InfoAut
Immagine di copertina per il post

Turchia, assalto alle sedi diplomatiche israeliane

Stanotte centinaia di turchi hanno attaccato con pietre le sedi diplomatiche israeliane ad Istanbul e ad Ankara protestando contro l’invasione di terra israeliana a Gaza annunciata ieri sera.

All’1:30 un nutrito gruppo di persone si è radunato di fronte al consolato israeliano ad Istanbul. I dimostranti, sventolando bandiere turche e palestinesi, hanno gridato: “viva la resistenza da Istanbul a Gaza”, “Israele assassina, fuori dalla Palestina” e “colpisci, colpisci Hamas, attacca Israele”. Un piccolo gruppo è riuscito a scavalcare il muro del consolato intorno le 2.30 e ha distrutto le finestre dell’edificio con bastoni e pietre. La polizia è intervenuta energicamente quando i manifestanti hanno provato ad entrare all’interno del palazzo. I protestanti, dispersi dai gas lacrimogeno e dai TOMA (i cannoni ad acqua), hanno reagito lanciando pietre. Un secondo attacco al consolato è stato nuovamente impedito dalle forze dell’ordine.

Scenario simile ad Ankara dove le proteste però hanno avuto luogo fuori la residenza dell’Ambasciatore israeliano.

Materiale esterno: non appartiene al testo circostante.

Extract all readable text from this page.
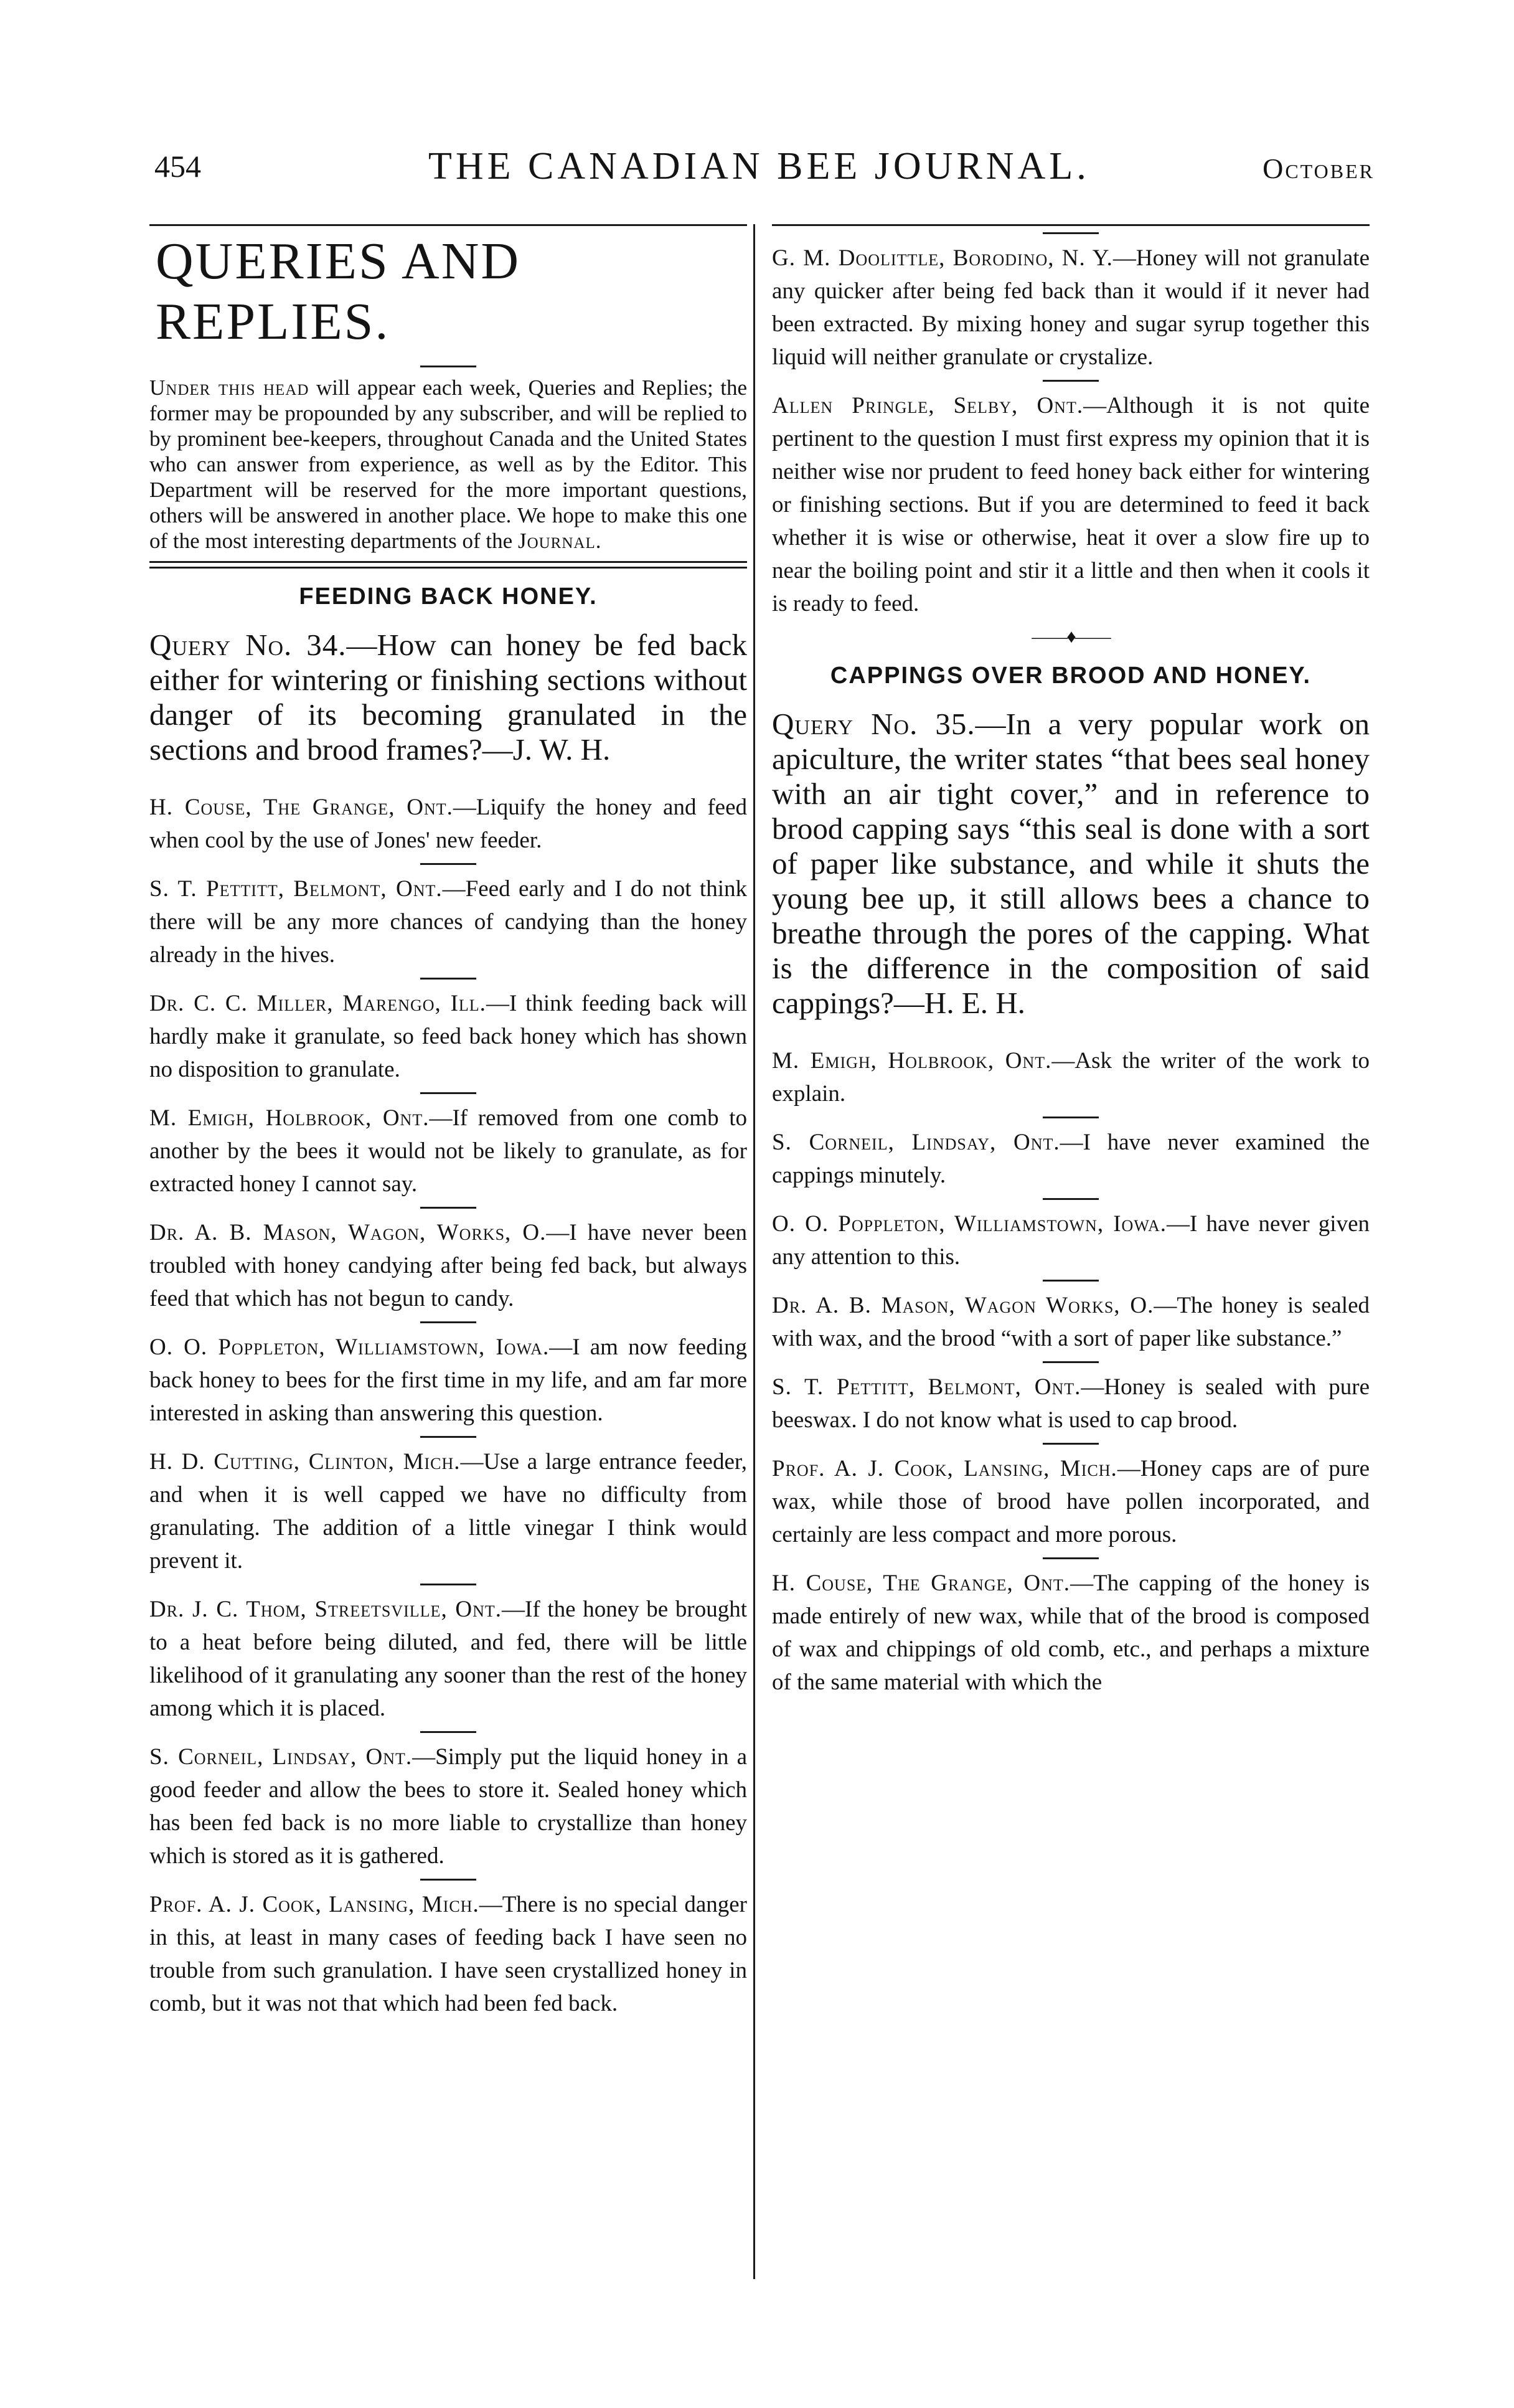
454	THE CANADIAN BEE JOURNAL.	October
QUERIES AND REPLIES.

Under this head will appear each week, Queries and Replies; the former may be propounded by any subscriber, and will be replied to by prominent bee-keepers, throughout Canada and the United States who can answer from experience, as well as by the Editor. This Department will be reserved for the more important questions, others will be answered in another place. We hope to make this one of the most interesting departments of the Journal.

FEEDING BACK HONEY.

Query No. 34.—How can honey be fed back either for wintering or finishing sections without danger of its becoming granulated in the sections and brood frames?—J. W. H.

H. Couse, The Grange, Ont.—Liquify the honey and feed when cool by the use of Jones' new feeder.

S. T. Pettitt, Belmont, Ont.—Feed early and I do not think there will be any more chances of candying than the honey already in the hives.

Dr. C. C. Miller, Marengo, Ill.—I think feeding back will hardly make it granulate, so feed back honey which has shown no disposition to granulate.

M. Emigh, Holbrook, Ont.—If removed from one comb to another by the bees it would not be likely to granulate, as for extracted honey I cannot say.

Dr. A. B. Mason, Wagon, Works, O.—I have never been troubled with honey candying after being fed back, but always feed that which has not begun to candy.

O. O. Poppleton, Williamstown, Iowa.—I am now feeding back honey to bees for the first time in my life, and am far more interested in asking than answering this question.

H. D. Cutting, Clinton, Mich.—Use a large entrance feeder, and when it is well capped we have no difficulty from granulating. The addition of a little vinegar I think would prevent it.

Dr. J. C. Thom, Streetsville, Ont.—If the honey be brought to a heat before being diluted, and fed, there will be little likelihood of it granulating any sooner than the rest of the honey among which it is placed.

S. Corneil, Lindsay, Ont.—Simply put the liquid honey in a good feeder and allow the bees to store it. Sealed honey which has been fed back is no more liable to crystallize than honey which is stored as it is gathered.

Prof. A. J. Cook, Lansing, Mich.—There is no special danger in this, at least in many cases of feeding back I have seen no trouble from such granulation. I have seen crystallized honey in comb, but it was not that which had been fed back.

G. M. Doolittle, Borodino, N. Y.—Honey will not granulate any quicker after being fed back than it would if it never had been extracted. By mixing honey and sugar syrup together this liquid will neither granulate or crystalize.

Allen Pringle, Selby, Ont.—Although it is not quite pertinent to the question I must first express my opinion that it is neither wise nor prudent to feed honey back either for wintering or finishing sections. But if you are determined to feed it back whether it is wise or otherwise, heat it over a slow fire up to near the boiling point and stir it a little and then when it cools it is ready to feed.

——♦——
CAPPINGS OVER BROOD AND HONEY.

Query No. 35.—In a very popular work on apiculture, the writer states “that bees seal honey with an air tight cover,” and in reference to brood capping says “this seal is done with a sort of paper like substance, and while it shuts the young bee up, it still allows bees a chance to breathe through the pores of the capping. What is the difference in the composition of said cappings?—H. E. H.

M. Emigh, Holbrook, Ont.—Ask the writer of the work to explain.

S. Corneil, Lindsay, Ont.—I have never examined the cappings minutely.

O. O. Poppleton, Williamstown, Iowa.—I have never given any attention to this.

Dr. A. B. Mason, Wagon Works, O.—The honey is sealed with wax, and the brood “with a sort of paper like substance.”

S. T. Pettitt, Belmont, Ont.—Honey is sealed with pure beeswax. I do not know what is used to cap brood.

Prof. A. J. Cook, Lansing, Mich.—Honey caps are of pure wax, while those of brood have pollen incorporated, and certainly are less compact and more porous.

H. Couse, The Grange, Ont.—The capping of the honey is made entirely of new wax, while that of the brood is composed of wax and chippings of old comb, etc., and perhaps a mixture of the same material with which the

Anche nella capitale i manifestanti hanno lanciato pietre e hanno rotto i vetri dell’edificio. Una bandiera palestinese è stata appesa su uno dei muri del palazzo. La reazione rabbiosa di centinaia di turchi contro l’invasione di terra israeliana nella Striscia di Gaza ha incassato il sostegno di molti parlamentari, alcuni dei quali erano presenti durante la protesta improvvisata di Ankara. “Lo stato occupante d’Israele è responsabile del bagno di sangue palestinese compiuto negli ultimi 15 giorni. Siamo qui come la Grande Assemblea Nazionale di Turchia. Rimarremo così anche domani” ha arringato la folla Murat Yildrim dell’AKP (partito del Premier turco Erdogan). Un suo collega di partito, Ahmet Aydin, ha descritto le operazioni in corso a Gaza come “terrorismo di stato”.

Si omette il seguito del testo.